Makanya, terkadang sedih, saat bertemu beliau tapi tidak bisa bersalaman dan cium tangan. Tapi apa daya. Kebiasaan bersalaman dengan mencium tangan ahlul ilmi, ahlul ibadah, minal mukhlisin untuk mencari keberkahan harus ditahan, dan harus dijauhi. Bahkan bicara dengan beliaupun harus dengan jarak. Ini terkesan su'ul adab. Tata krama yang sangat tidak dianjurkan dalam pergaulan antara guru dan murid.
Kesedihan tersebut harus ditahan dalam hati yang dalam, dan kadang juga dibumbui rasa bersalah dan berdosa, karena merasa tidak lagi menghormati seorang guru, yang selama ini menjaga dan membimbing ruh kita dalam menapaki jalan kehidupan.
Bahkan untuk bertemu beliau-pun harus ditahan dalam jangka lama, dengan posisi yang berjauhan. Padahal pinginnya bisa bicara dalam jangka lama, dengan posisi sedekat mungkin.
Tapi, sekali lagi, apa mau dikata. Kondisi saat ini, dimana pemerintah Republik Indonesia menganjurkan, agar kita di rumah saja, menghindari jabat tangan, dan kalau bertemu dengan orang lain harus menjaga jarak minimal 1 meter. Anjuran pemerintah ini untuk mencegah penyebaran Covid-19. Virus yang penyebarannya terjadi secara cepat, dan sudah menyebar hampir di semua negara di dunia. Sehingga WHO menetapkan sebagai pandemi.
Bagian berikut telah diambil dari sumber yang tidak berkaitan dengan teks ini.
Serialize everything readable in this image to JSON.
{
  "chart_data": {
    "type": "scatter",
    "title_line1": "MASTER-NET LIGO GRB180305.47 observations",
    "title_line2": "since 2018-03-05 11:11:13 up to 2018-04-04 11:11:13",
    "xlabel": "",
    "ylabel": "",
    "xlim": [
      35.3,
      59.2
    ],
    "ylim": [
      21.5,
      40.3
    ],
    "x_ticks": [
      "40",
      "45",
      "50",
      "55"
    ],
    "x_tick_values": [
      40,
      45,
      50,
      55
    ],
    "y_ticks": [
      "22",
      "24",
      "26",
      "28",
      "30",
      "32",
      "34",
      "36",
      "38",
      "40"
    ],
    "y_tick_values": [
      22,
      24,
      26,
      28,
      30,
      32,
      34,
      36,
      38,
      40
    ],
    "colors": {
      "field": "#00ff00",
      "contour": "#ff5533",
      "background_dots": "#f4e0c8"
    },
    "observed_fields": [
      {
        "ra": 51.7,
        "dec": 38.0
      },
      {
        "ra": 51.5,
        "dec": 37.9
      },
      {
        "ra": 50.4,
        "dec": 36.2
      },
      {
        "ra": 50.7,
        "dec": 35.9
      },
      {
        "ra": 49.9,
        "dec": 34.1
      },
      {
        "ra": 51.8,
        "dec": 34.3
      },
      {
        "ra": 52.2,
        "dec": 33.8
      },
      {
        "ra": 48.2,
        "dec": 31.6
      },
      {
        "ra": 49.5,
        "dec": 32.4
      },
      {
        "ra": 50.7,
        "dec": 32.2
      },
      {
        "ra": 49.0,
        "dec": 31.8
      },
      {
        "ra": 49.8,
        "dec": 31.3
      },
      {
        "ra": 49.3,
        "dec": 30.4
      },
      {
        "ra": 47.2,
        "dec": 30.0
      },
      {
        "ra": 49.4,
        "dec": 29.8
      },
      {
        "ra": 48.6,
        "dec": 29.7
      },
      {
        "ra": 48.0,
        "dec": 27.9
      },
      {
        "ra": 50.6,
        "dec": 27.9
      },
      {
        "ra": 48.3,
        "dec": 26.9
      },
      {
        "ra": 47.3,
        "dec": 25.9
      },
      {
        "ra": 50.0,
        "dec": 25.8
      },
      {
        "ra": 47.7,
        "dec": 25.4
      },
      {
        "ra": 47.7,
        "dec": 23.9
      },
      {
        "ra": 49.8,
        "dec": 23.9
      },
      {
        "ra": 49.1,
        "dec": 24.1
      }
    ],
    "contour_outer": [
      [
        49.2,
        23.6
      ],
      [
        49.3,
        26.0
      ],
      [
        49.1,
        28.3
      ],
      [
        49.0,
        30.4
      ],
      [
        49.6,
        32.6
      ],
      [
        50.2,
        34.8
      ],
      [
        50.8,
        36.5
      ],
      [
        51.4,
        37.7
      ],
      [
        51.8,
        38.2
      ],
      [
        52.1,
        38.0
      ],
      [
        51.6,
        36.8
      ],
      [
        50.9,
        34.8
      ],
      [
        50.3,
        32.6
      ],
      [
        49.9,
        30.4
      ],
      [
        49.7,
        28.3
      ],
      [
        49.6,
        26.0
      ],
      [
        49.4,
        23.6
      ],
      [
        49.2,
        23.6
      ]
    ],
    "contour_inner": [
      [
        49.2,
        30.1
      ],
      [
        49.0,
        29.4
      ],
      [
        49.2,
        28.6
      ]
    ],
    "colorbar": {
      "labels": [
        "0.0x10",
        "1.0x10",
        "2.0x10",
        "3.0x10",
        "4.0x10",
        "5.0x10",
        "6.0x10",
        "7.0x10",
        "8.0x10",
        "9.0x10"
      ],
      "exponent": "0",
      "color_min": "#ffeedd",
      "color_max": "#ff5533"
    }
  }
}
Menurut pemerintah juga, orang yang sudah terpapar Covid-19 bisa tidak merasakan gejala apapun, tetapi orang tersebut bisa menjadi pembawa (carrier) untuk ditularkan kepada orang lain, dengan tanpa merasa menularkan. Sedangkan orang yang ditulari tersebut bisa memiliki gejala yang lebih parah, bahkan bisa menyebabkan kematian.
Dari sinilah, saya harus menahan tidak bersalaman dan cium tangan dengan Kiyai Nashir. Karena, (naudzu billahi min dzalika) bisa saja saya menularkan virus tersebut ke Kiyai Nashir. Mungkin karena tubuh saya dalam kondisi fit, sehingga saya tidak merasakan gejala apapun sampai kemudian tubuh saya mampu melawan virus tersebut kemudian saya sembuh dengan sendirinya. Tetapi dengan bersalaman atau mencium tangan beliau, saya bisa menjadi carrier, dan menularkan kepada beliau. Artinya, dengan bersalaman, dengan alasan mencari keberkahan, justru malah bisa menulari orang yang kita jadikan wasilah dalam mencari keberkahan. Tentu, sekali lagi, ini betul-betul sangat menyedihkan bagi kita.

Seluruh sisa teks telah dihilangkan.